AiViva Biopharma Completes Phase 1 Enrollment for AIV007 in AMD and DME

30 August 2024
AiViva Biopharma Inc., a clinical-stage biotechnology company, has announced the successful completion of patient enrollment and dosing in its Phase 1 trial for treating wet age-related macular degeneration (wAMD) and diabetic macular edema (DME). Diane Tang-Liu, PhD, CEO, President & Co-Founder of AiViva Biopharma, emphasized the significance of this advancement, stating, “We have accomplished a crucial milestone with the full enrollment in our Phase 1 Safety Trial in the U.S.” The investigational drug, AIV007 (lenvatinib), is a broad-spectrum tyrosine kinase inhibitor that addresses fibrosis, angiogenesis, and inflammation. Administered periocularly and formulated with AiViva's proprietary JEL™ technology, AIV007 has the potential to treat the underlying causes of wAMD, DME, and other ocular diseases. The company anticipates completing the study and sharing full results by the first quarter of 2025.

The Phase 1 trial, which is multicenter and open-label, focuses on dose-escalation safety and involves 18 subjects who have all received a single periocular injection of AIV007. These participants will be monitored monthly for up to six months to evaluate safety, tolerability, biological activity, and the reduction of treatment burdens.

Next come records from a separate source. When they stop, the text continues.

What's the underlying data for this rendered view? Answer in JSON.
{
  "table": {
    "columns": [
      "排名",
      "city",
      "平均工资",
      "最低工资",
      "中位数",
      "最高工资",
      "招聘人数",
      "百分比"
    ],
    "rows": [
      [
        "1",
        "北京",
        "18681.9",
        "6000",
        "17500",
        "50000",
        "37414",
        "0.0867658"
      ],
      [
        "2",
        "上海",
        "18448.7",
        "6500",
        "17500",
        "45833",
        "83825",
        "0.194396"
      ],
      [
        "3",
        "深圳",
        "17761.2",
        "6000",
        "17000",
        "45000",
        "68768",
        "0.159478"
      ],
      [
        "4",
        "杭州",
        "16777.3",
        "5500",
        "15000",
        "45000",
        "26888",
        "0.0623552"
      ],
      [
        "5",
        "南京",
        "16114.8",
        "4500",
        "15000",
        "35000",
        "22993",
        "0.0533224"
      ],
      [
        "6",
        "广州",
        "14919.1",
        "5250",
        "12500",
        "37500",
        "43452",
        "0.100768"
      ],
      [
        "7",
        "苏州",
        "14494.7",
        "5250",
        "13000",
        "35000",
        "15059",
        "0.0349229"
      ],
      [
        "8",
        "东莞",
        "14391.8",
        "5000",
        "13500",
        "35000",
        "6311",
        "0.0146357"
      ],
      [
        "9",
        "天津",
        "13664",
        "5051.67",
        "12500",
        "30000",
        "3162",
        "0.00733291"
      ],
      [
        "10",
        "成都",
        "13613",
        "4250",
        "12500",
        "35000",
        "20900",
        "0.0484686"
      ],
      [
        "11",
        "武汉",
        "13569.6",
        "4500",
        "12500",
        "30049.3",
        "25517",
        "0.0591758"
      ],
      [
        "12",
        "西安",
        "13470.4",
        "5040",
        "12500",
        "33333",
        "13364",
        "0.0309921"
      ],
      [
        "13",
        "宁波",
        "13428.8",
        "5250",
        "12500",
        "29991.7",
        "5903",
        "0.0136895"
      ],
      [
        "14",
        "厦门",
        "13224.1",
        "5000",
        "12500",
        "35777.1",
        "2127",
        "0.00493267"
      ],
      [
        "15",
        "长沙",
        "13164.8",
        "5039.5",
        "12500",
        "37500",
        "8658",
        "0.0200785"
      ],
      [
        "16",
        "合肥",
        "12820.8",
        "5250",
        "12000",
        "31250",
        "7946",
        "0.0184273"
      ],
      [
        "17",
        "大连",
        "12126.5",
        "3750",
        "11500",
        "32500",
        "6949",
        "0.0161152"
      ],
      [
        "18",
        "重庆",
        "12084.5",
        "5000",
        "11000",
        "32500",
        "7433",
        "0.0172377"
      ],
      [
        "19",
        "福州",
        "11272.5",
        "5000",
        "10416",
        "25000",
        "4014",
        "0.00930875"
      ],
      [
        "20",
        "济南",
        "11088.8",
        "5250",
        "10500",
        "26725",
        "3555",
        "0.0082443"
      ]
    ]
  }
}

Age-related macular degeneration (AMD) is a progressive retinal disorder that stands as the primary cause of blindness among adults over 60, impacting up to 15 million individuals in the United States. AMD targets the macula, the central part of the retina responsible for central vision and color perception. In cases of wet AMD, vision impairment is caused by abnormal blood vessels leaking fluid and blood into and beneath the retina. Diabetic macular edema manifests as retinal thickening and swelling due to the accumulation of intraretinal fluid, typically resulting from persistently high blood sugar levels. If not treated, chronic macular edema can cause irreversible damage to the macula and permanent vision loss.

AiViva Biopharma is led by a team of experienced industry professionals with a proven track record in drug development and commercialization. The company focuses on addressing significant unmet medical needs through targeted therapies for diseases related to neovascularization, abnormal cell proliferation, and fibrosis. AiViva’s core strengths lie in developing novel drugs using proprietary technologies, including JEL™, across various specialty therapeutic areas such as ophthalmology, dermatology, urology, and oncology.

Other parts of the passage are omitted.